Marek Rabij: Najważniejszy wrzesień świata. Kronika niezauważonego ludobójstwa na Rohingach. W.A.B., Warszawa 2019 – pisze Izabela Mikrut.
Autorzy reportaży prześcigają się w wyszukiwaniu coraz ostrzejszych tematów, świadomi, że tylko zbrodnie na wielką skalę pozwolą im wstrząsnąć czytelnikami i przekonać do wyjścia ze strefy komfortu. Coraz częściej też zwracają uwagę na zagadnienia dość odległe, niemal egzotyczne, jeśli wziąć pod uwagę dystans geograficzny – być może to konsekwencja globalizacji, może też – chęć spojrzenia na rejony przez media zapomniane i odrzucane. Reporterzy chcą, by wiadomości o czystkach etnicznych, ludobójstwie i łamaniu praw człowieka obiegła świat. Tom „Najważniejszy wrzesień świata. Kronika niezauważonego ludobójstwa na Rohingach” Marka Rabija do tego zestawu książek dołącza. Autor odwołuje się do nieodległej przeszłości: wydarzenia, których konsekwencje obserwuje, rozegrały się w 2017 roku – w 2018 Rabij w obozach dla uchodźców wyszukiwał z pomocą tłumaczy najbardziej dramatyczne opowieści ocalałych z prześladowań w Birmie.
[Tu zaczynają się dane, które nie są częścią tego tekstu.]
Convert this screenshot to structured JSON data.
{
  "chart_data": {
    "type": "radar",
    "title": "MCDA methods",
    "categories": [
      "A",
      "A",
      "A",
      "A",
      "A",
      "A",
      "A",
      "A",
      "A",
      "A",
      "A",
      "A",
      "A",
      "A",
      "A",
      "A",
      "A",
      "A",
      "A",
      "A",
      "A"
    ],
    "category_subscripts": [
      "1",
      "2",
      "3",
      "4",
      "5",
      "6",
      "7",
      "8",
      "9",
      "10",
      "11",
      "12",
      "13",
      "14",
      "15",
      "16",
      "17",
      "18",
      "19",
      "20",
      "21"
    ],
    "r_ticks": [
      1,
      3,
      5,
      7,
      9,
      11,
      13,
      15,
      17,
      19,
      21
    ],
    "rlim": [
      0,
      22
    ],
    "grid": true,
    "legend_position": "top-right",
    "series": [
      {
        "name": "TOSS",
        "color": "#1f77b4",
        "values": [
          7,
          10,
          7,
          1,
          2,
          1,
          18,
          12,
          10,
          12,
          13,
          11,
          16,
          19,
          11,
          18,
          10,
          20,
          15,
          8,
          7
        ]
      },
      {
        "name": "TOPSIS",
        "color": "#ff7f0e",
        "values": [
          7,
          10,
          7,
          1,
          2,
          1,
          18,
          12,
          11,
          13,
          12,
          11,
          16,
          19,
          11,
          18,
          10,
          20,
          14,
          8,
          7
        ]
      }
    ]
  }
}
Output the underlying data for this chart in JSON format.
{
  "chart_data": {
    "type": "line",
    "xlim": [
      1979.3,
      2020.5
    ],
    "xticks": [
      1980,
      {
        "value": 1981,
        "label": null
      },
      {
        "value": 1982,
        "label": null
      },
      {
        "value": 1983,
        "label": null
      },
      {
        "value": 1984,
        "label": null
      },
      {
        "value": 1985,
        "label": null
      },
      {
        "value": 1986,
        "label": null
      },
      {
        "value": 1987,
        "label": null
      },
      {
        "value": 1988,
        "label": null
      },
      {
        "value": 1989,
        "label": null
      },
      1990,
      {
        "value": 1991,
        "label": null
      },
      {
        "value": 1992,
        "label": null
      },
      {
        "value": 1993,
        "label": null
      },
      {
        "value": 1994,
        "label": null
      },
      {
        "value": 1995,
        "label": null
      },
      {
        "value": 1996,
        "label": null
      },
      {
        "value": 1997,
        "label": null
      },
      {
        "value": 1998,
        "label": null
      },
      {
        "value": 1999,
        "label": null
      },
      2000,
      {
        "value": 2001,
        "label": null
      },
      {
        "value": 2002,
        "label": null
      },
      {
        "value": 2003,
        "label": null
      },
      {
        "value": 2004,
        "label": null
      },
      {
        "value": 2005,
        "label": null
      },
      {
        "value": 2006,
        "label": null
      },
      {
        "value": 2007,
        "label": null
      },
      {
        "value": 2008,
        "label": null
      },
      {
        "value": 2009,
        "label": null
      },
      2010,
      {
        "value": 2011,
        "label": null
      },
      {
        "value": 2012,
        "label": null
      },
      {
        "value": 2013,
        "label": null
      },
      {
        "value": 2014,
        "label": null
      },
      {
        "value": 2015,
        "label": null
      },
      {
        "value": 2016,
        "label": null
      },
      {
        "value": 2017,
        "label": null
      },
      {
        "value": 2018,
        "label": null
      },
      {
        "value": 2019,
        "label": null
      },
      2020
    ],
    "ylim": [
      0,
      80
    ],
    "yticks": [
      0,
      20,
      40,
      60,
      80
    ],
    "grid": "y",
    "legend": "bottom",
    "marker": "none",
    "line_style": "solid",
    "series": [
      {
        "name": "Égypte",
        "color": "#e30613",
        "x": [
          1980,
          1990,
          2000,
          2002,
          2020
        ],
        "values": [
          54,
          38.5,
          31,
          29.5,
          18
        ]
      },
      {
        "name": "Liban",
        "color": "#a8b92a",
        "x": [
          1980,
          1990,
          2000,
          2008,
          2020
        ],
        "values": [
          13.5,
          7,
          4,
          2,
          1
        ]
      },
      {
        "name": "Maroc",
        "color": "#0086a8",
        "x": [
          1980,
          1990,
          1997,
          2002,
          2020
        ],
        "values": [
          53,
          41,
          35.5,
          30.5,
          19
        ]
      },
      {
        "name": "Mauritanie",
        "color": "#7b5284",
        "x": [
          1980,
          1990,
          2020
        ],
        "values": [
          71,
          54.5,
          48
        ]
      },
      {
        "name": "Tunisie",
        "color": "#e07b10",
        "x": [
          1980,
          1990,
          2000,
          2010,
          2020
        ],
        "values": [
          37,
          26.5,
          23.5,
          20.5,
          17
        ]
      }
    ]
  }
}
Wysłuchuje autor opowieści o utraconym szczęściu. Rozmówcy uświadamiają mu, za czym mogą tęsknić i co nie wróci – ale relacjonują też fakty, pokazują, jak z ich perspektywy wyglądała czystka. Znajduje się w kolejnych rozdziałach wiele opowieści o tym, jak rodziny musiały patrzeć na śmierć swoich najbliższych. Pożary, gwałty, rany zadawane dorosłym i dzieciom, rozdzielani ludzie, bestialstwo. Głód, przerażenie i nadludzki wysiłek, gdy już uda się uciec z masakry. Bohaterowie tej książki stawiają na zapamiętane obrazy, strzępki wspomnień, czasami tylko uczucia albo wrażenia zmysłowe najsilniejsze w momencie grozy. Prezentują przeszłość wybiórczo, ale z najbardziej ludzkiej – zrozumiałej bez względu na szerokość geograficzną – perspektywy. Dla każdego ważne były inne kwestie i inne obrazy zostały pod powiekami. Rabij przeszłość odtwarza za sprawą kolejnych wyznań, posiłkuje się komentarzami świadków, bo też wie, że żadne interpretacje czy opracowania nie oddadzą w pełni grozy sytuacji. Kiedy wykorzystuje bezpośrednie cytaty, może też – automatycznie – budzić pytania o los pozostałych przy życiu. Ich sytuacja jest nie do pozazdroszczenia, muszą radzić sobie samodzielnie z koszmarami, traumami i konsekwencjami uczestnictwa w rzezi. Jednym szansę na normalność odebrały rany na ciele, innym – te na duszy. Niektórzy znajdują w sobie tyle siły, by walczyć jeszcze o dzieci, ale nie ma już mowy o egzystencji bez złych wspomnień. Nawet jeśli nie istnieje już bezpośrednie zagrożenie, strach pozostaje – i powraca w wyznaniach.
Marek Rabij do zebranych opowieści dodaje jeszcze bezpośrednie obserwacje, stara się przedstawić czytelnikom to, co może sprawdzić – nie zajmuje się odtwarzaniem przeszłości, wystarczą mu fragmentaryczne zwierzenia. Ale chce działać na wyobraźnię przez przedstawianie tych, którzy podzielili się z nim swoimi historiami. Tych opisuje i w tekście, i przez zdjęcia – dość artystyczne jak na tak ciężki reportaż.
„Najważniejszy wrzesień świata” to książka, która dotrzeć może do odbiorców szukających trudnej literatury faktu. Autor skupia się na ludziach, nie chodzi mu o przekonywanie do żadnych ideologii czy podsycanie konfliktów – chce pokazać, do czego prowadzi nienawiść.